Michelle Curry Physical Geography Alumni
Briefly, tell us about your job. What do you find most rewarding? What are your greatest challenges within this profession?
I work for the Meteorological Service of Canada as a meteorologist in the Prairie and Arctic Storm Prediction Center. In my position, I produce the weather forecasts for a broad area of Canada; Manitoba, southern Saskatchewan, and eastern Nunavut. I also get the opportunity to produce marine forecasts for the eastern Arctic and Manitoba Lakes and the air quality forecasts for the eastern prairies. The great thing about my job is that the weather is constantly changing, so my day always looks a bit different. It’s rewarding to be able to produce a product (in this case a forecast) that I know is directly impacting Canadians, particularly if there is the potential for adverse weather conditions. Since weather is constantly changing, my job can be extremely challenging at times trying to figure out what will happen and how to best communicate that in my forecast.
What experiences and activities helped you to map out your career pathway?
There were two experiences that helped me decide to pursue a career in meteorology. The first one was visiting the Winnipeg weather office (where I now work) at the beginning of my university program and seeing what an amazing environment and office it was. The second was taking my first atmospheric science class in my geography program and realizing I could actually pursue this as a career. Being a part of the cooperative education program helped me make decisions relating to my career path along the way as I got more exposure to the different options available to me.
As a student, did you see yourself in your current career? What stayed the same and/or changed?
After my first cooperative education placement at the Centre for Earth Observation Science at the University of Manitoba, I actually planned to pursue graduate education and eventually a career in research and academia. I went back and forth trying to decide if I wanted to continue my education or apply to Environment Canada to be a meteorologist. In the end, I decided to apply to Environment Canada and am now almost two years into my career with them.
What advice do you have for students who are interested in pursuing a degree in physical geography?
First and foremost, make sure you focus on your math and physics courses in the first two years of your program!
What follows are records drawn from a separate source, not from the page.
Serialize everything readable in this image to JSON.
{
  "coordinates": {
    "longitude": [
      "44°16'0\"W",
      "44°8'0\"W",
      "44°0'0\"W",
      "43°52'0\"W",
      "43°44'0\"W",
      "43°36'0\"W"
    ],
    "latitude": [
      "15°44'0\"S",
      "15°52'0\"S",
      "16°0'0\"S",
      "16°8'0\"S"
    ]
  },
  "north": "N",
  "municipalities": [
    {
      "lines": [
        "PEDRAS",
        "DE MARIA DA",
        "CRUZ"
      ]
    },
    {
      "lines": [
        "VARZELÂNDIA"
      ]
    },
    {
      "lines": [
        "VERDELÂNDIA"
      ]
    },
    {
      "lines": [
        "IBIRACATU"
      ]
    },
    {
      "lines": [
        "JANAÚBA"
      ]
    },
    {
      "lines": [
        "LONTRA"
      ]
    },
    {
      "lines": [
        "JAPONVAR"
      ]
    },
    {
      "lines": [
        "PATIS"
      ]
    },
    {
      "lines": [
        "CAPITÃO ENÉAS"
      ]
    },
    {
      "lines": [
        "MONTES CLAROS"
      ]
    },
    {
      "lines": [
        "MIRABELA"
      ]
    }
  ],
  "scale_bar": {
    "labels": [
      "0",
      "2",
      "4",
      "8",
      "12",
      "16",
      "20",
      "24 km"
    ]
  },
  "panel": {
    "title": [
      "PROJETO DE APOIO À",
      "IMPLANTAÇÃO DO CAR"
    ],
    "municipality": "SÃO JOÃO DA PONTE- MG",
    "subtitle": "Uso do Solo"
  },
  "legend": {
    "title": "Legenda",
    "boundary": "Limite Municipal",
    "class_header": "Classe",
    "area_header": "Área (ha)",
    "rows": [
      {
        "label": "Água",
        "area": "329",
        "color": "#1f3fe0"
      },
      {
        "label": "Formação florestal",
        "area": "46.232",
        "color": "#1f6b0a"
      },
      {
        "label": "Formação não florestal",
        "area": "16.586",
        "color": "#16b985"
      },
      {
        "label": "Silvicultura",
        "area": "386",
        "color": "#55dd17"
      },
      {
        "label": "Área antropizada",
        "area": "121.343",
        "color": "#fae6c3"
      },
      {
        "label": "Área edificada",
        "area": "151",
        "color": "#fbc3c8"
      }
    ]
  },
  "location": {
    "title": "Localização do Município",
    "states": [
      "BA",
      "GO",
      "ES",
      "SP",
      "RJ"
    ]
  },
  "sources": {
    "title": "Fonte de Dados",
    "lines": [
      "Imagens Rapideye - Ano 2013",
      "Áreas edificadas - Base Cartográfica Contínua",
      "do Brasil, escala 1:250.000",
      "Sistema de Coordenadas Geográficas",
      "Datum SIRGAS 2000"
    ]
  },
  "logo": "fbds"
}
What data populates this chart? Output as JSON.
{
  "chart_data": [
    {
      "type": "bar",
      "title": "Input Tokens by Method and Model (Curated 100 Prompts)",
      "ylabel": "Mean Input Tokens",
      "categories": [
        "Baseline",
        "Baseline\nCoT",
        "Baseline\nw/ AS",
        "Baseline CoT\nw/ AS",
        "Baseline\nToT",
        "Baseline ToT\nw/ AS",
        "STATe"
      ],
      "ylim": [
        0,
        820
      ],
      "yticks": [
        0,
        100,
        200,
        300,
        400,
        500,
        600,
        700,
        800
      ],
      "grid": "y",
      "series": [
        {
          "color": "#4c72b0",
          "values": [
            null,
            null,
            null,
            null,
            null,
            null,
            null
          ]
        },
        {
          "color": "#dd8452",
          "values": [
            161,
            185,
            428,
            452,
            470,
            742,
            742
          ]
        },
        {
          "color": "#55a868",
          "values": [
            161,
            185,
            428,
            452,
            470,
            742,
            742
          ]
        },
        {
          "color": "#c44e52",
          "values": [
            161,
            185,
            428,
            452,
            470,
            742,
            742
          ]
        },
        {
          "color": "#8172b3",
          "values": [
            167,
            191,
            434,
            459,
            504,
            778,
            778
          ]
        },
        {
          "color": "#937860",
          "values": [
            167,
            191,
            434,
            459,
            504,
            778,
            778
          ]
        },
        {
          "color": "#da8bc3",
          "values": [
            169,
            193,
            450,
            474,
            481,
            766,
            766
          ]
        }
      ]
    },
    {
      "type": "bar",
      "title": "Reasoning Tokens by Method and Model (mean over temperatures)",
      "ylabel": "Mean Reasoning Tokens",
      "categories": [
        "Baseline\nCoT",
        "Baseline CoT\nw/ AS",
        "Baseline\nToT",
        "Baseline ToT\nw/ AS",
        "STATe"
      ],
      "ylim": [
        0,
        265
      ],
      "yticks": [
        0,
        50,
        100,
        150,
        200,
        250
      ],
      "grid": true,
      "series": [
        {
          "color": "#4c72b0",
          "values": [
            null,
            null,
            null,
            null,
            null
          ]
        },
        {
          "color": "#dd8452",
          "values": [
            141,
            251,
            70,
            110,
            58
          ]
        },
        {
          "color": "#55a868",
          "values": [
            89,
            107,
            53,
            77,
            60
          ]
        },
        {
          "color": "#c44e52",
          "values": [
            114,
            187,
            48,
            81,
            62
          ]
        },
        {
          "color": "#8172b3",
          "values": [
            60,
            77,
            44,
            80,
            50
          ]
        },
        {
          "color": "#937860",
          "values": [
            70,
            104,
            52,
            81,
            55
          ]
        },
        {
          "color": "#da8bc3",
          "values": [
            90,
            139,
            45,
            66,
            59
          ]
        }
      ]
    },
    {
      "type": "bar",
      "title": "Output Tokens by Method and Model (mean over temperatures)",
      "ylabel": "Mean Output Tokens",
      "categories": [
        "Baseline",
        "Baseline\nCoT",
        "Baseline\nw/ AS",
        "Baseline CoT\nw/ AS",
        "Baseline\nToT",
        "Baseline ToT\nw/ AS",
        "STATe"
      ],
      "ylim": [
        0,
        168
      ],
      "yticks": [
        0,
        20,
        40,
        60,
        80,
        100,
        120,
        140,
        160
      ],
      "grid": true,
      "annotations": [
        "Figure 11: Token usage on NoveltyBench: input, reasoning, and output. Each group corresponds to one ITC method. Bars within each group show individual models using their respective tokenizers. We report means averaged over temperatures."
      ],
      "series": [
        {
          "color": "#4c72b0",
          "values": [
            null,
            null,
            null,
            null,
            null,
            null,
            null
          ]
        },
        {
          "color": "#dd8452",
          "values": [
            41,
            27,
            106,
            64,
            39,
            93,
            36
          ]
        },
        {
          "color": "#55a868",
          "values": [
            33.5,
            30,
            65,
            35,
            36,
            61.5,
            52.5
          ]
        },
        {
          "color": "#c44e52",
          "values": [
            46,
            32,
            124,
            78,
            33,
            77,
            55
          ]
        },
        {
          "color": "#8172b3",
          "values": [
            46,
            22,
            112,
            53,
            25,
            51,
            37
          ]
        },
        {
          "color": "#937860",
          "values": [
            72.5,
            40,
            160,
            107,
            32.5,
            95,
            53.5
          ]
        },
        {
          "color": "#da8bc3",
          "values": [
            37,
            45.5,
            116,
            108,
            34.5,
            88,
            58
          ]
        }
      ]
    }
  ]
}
These courses are the foundation for the rest of your career both in university and beyond. I also highly recommend taking courses in computer programing. Weather and climate models are an extremely important and quickly growing field in atmospheric science and understanding computer programing is a huge asset regardless of what field you go into. Finally, doing a cooperative education program and making professional connections in the field is invaluable as you move into your career. These connections may make the difference for landing your dream job!
What job search advice do you have for students and recent graduates?
Don’t pigeon hole yourself. I think many people limit themselves to either an ideal job, or what they “think” they should do with their degree. In reality, there are so many options from research and academics, to government agencies and private companies. For example, students from the physical geography program have gotten jobs as meteorologists, technicians, water survey technicians, fire weather forecasting, private sector forecasting, forecasting or technician jobs for private industry (oil and gas, energy, agriculture). The best thing you can do is to start making contacts early in your program and ask what opportunities they are aware of or people they can put you in contact with. Don’t be scared to apply for a job that might be a bit outside of your comfort zone or that you weren’t first considering.
Tell us a fun fact about your career path.
Since weather is a 24/7 phenomena, so is my job. As a meteorologist I work rotating shift work, including the night shift. While night shifts may not be a highlight of my job, getting two to six days off between rotations definitely is! Also, it is a great conversation starter at a party when people ask me what I do.